The True Value of Money

Posted by Mik Smith on

[image reblogged from www.chartingyourfinancialfuture.com]
[image reblogged from www.chartingyourfinancialfuture.com]
 
 
  A vague fear in the mind of probably every numismatist (if they are honest about it) is that we will one day find ourselves in a cashless society.  Because living in an environment where only plastic, bitcoins, mobile phones or biometrics are used for transactions would make the whole business of collecting coins pretty pants.
 
  Of course, at the time of writing, this has not yet (and may never) happen.  But is it something we should be concerned about?  Will there ever come a time when real physical money no longer exists?
 
  According to a survey by LINK (the largest ATM network in the UK) there were 8.7% fewer cash withdrawals in London for the first four months of the year as there were for the same period of time in 2018.  While this is not an overall picture (which would take up bags more room than a single article on the subject) it does give us a brief illustration of how more and more people are opting to pay using plastic rather than cold hard cash.
 
  There is far more evidence than this (of course) to back up this philosophy online.  And if it is a subject that interests you then ten minutes or so on Google will tell you far more of the same.  Basically, cash is a far less favourable method of payment for the majority of people in twenty-first century Britain.  So why is this?
 
  In a number of surveys regarding this same question, the two top answers have been consistent; security and convenience.  Most people (irrespective of gender) feel far safer walking around with credit and debit cards than they do with real money.  And the convenience part of things doesn’t take a whole lot of explaining, especially since the advent of swipe capabilities on cards.
 
  So, does this leave us in a place where a cashless society is inevitable?  Well, this part is very much open to speculation.  There are still a lot of people who are convinced that whilst non-cash payments may continue to rise, good old fashioned money can never disappear forever.  And there are several good reasons for this.  To begin with there are certain transactions which would still be nigh on impossible without cash such as market stalls and small businesses without up to date facilities.  There are also still a lot of folk out there who are unable to use tech to pay for their goods or who would simply rather not.  It is also a concrete fact that there are still around two billion people throughout the world who still don’t even have a bank account (reference – Business Insider - 2017).
 
  Even if non-cash transactions do continue to rise it seems that cash will still be here to stay.  Which is obviously very good news for any collector of coins or notes.
 
 
 
© Article and images (except where stated) copyright Mik Smith 2019
 

1 comment


  • In the UK, money has ceased to exist in phases, until to-day we have a 100% fiat currency: a currency that has NO intrinsic value, but depends for its value on the credibility of the issuing Bank. I promise to pay the bearer on demand the sum of one pound

    The ultimate aim of Governments is to stabilise their currency, and backing by Gold is the method of choice. Britain maintained an exchange of paper for gold until 1931.
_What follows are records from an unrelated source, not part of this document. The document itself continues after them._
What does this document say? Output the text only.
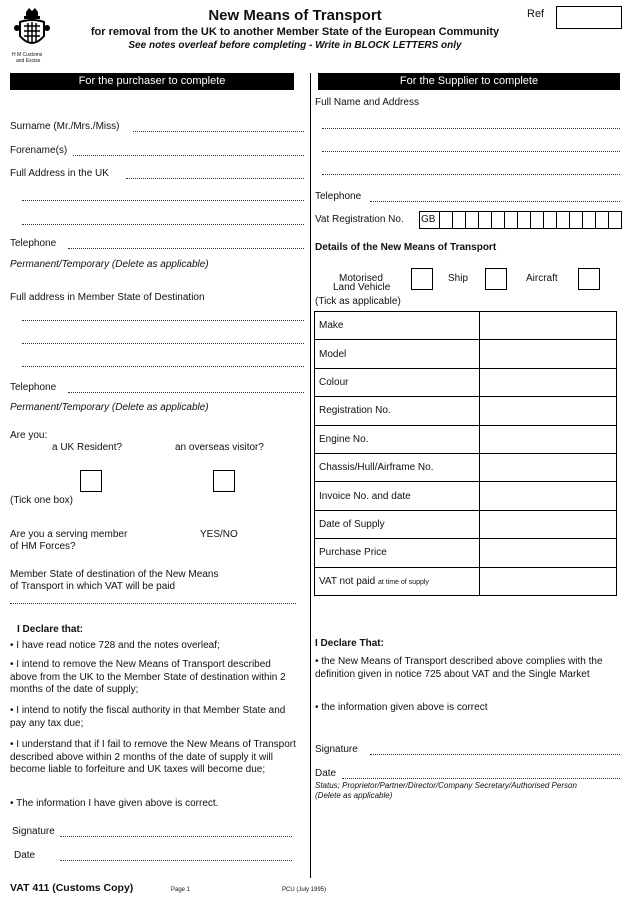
H M Customs
and Excise
New Means of Transport
for removal from the UK to another Member State of the European Community
See notes overleaf before completing - Write in BLOCK LETTERS only
Ref
For the purchaser to complete	For the Supplier to complete
Surname (Mr./Mrs./Miss)
Forename(s)
Full Address in the UK
Telephone
Permanent/Temporary (Delete as applicable)
Full address in Member State of Destination
Telephone
Permanent/Temporary (Delete as applicable)
Are you:
a UK Resident?	an overseas visitor?
(Tick one box)
Are you a serving member
of HM Forces?
YES/NO
Member State of destination of the New Means
of Transport in which VAT will be paid
I Declare that:
• I have read notice 728 and the notes overleaf;
• I intend to remove the New Means of Transport described above from the UK to the Member State of destination within 2 months of the date of supply;
• I intend to notify the fiscal authority in that Member State and pay any tax due;
• I understand that if I fail to remove the New Means of Transport described above within 2 months of the date of supply it will become liable to forfeiture and UK taxes will become due;
• The information I have given above is correct.
Signature
Date
Full Name and Address
Telephone
Vat Registration No. GB
Details of the New Means of Transport
Motorised
Land Vehicle
Ship	Aircraft
(Tick as applicable)
Make	
Model	
Colour	
Registration No.	
Engine No.	
Chassis/Hull/Airframe No.	
Invoice No. and date	
Date of Supply	
Purchase Price	
VAT not paid at time of supply	
I Declare That:
• the New Means of Transport described above complies with the definition given in notice 725 about VAT and the Single Market
• the information given above is correct
Signature
Date
Status; Proprietor/Partner/Director/Company Secretary/Authorised Person
(Delete as applicable)
VAT 411 (Customs Copy)	Page 1	PCU (July 1995)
    As a child I could never understand the meaning behind the mumbo jumbo, “I promise to pay the bearer on demand the sum of one pound”. I still cannot 80 years later.

    By 1931, however, Britain had abandoned the gold standard and so paper “money” , which was issued merely as a receipt for gold, became fiat currency.

    What about coins? Well in parallel with gold coins such as the sovereign, we had a silver standard for our coinage called Sterling. This was 92.5% silver and the balance was other metals to make the coin wear better. This standard applied to the Crown, Half-Crown, Florin, Shilling, Sixpence and Threpence until 1920 when it was debased to 50%. The final nail in the Sterling coffin occurred in 1947 when all pretence at silver was finally removed.